President (Pres): resolves after the AP calls the race.
House: resolves after the AP calls party control of the House.
If there are independents/3rd party winners that are known to be intending to caucus with a major party (GOP or Democrats), they will be included as part of party control.
If at the time of the general election there are already scheduled special elections on which control hinges, or a runoff is triggered by the general election, we'll wait for those to resolve.
Senate: resolves after the AP calls party control of the Senate.
If there are independents/3rd party winners that are known to be intending to caucus with a major party (Bernie Sanders is a general example), they will be included as part of party control.

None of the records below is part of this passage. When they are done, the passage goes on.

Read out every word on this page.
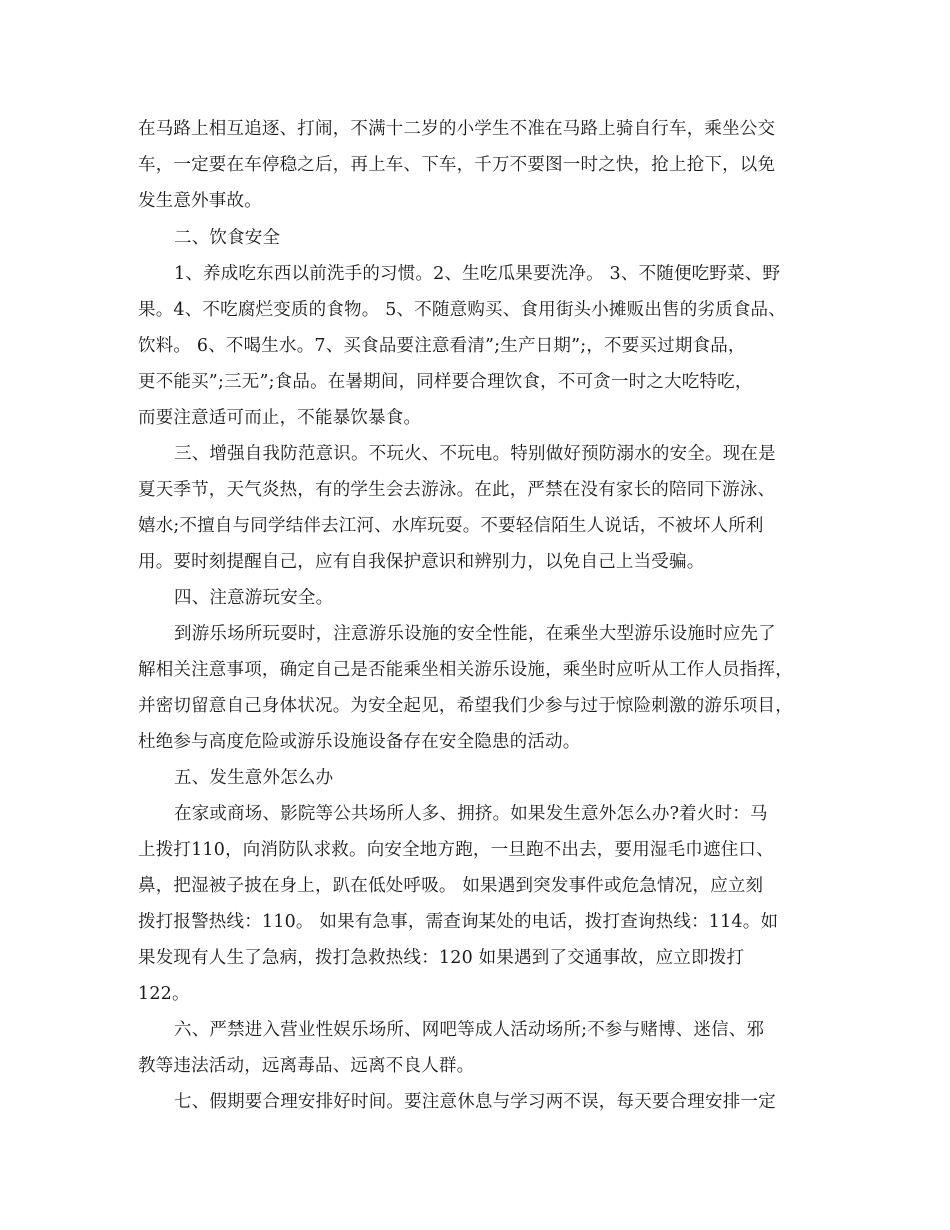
在马路上相互追逐、打闹，不满十二岁的小学生不准在马路上骑自行车，乘坐公交
车，一定要在车停稳之后，再上车、下车，千万不要图一时之快，抢上抢下，以免
发生意外事故。
二、饮食安全
1、养成吃东西以前洗手的习惯。2、生吃瓜果要洗净。 3、不随便吃野菜、野
果。4、不吃腐烂变质的食物。 5、不随意购买、食用街头小摊贩出售的劣质食品、
饮料。 6、不喝生水。7、买食品要注意看清”;生产日期”;，不要买过期食品，
更不能买”;三无”;食品。在暑期间，同样要合理饮食，不可贪一时之大吃特吃，
而要注意适可而止，不能暴饮暴食。
三、增强自我防范意识。不玩火、不玩电。特别做好预防溺水的安全。现在是
夏天季节，天气炎热，有的学生会去游泳。在此，严禁在没有家长的陪同下游泳、
嬉水;不擅自与同学结伴去江河、水库玩耍。不要轻信陌生人说话，不被坏人所利
用。要时刻提醒自己，应有自我保护意识和辨别力，以免自己上当受骗。
四、注意游玩安全。
到游乐场所玩耍时，注意游乐设施的安全性能，在乘坐大型游乐设施时应先了
解相关注意事项，确定自己是否能乘坐相关游乐设施，乘坐时应听从工作人员指挥，
并密切留意自己身体状况。为安全起见，希望我们少参与过于惊险刺激的游乐项目，
杜绝参与高度危险或游乐设施设备存在安全隐患的活动。
五、发生意外怎么办
在家或商场、影院等公共场所人多、拥挤。如果发生意外怎么办?着火时：马
上拨打110，向消防队求救。向安全地方跑，一旦跑不出去，要用湿毛巾遮住口、
鼻，把湿被子披在身上，趴在低处呼吸。 如果遇到突发事件或危急情况，应立刻
拨打报警热线：110。 如果有急事，需查询某处的电话，拨打查询热线：114。如
果发现有人生了急病，拨打急救热线：120 如果遇到了交通事故，应立即拨打
122。
六、严禁进入营业性娱乐场所、网吧等成人活动场所;不参与赌博、迷信、邪
教等违法活动，远离毒品、远离不良人群。
七、假期要合理安排好时间。要注意休息与学习两不误，每天要合理安排一定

If at the time of the general election there are already scheduled special elections on which control hinges, or a runoff is triggered by the general election, we'll wait for those to resolve.
Related questions
The senate is quite high volatility, as it can be swung easily by 1-2 elections. So not super correlated with general election margin. And house and Pres. election are not so correlated that they only go opposite ways 17% of the time
No, presidential years have much less ticket splitting. Also, winning the Presidency basically gives you an extra senate seat, so there's more correlation than you expect
0.01% is actually wild for R Pres, D senate, D house. Imagine a scenario where Kamala has a scandal (or Trump just experiences a massive popularity boost from assassination attempt) and loses while generally dems are popular and win house and senate. That happens in way more than 1 in 10,000 universes.
R Pres, D senate, R house seems quite plausible to me: republicans have a good election but dems have particularly likable senate candidates (and reps particularly unlikable ones) and pick up one seat (this kind of happened last midterms more or less!)
I don’t think that’s true about Pres years having less ticket splitting. It’s quite normal for popular senate candidates to run 5-10% ahead of a Pres candidate!
Ticket splitting has gone way down since 2020 in red states. Nobody runs 10 points ahead anymore. See: Steve Bullock, Phil Bredesen, Tim Ryan, Doug Jones
If polling is any indication, before Biden pulled out, he was polling like 15% behind swing state dem senate candidates!
The dem senate candidate's opponents are basically winning by name ID, happens every cycle with incumbents. The Dems are all incumbents (except AZ).
@JaredHoffman ya I mean, true, but odds are down to bout 20% on Manifold, and if she runs her odds of winning are even lower, but I guess there's something like a 3% chance or whatever that she'll be in the senate in 2025?
@benshindel i think she has pretty much 0 chance, nobody wins as a true independent in a three way race, especially not with her approvals. all the indies who win are fake indies.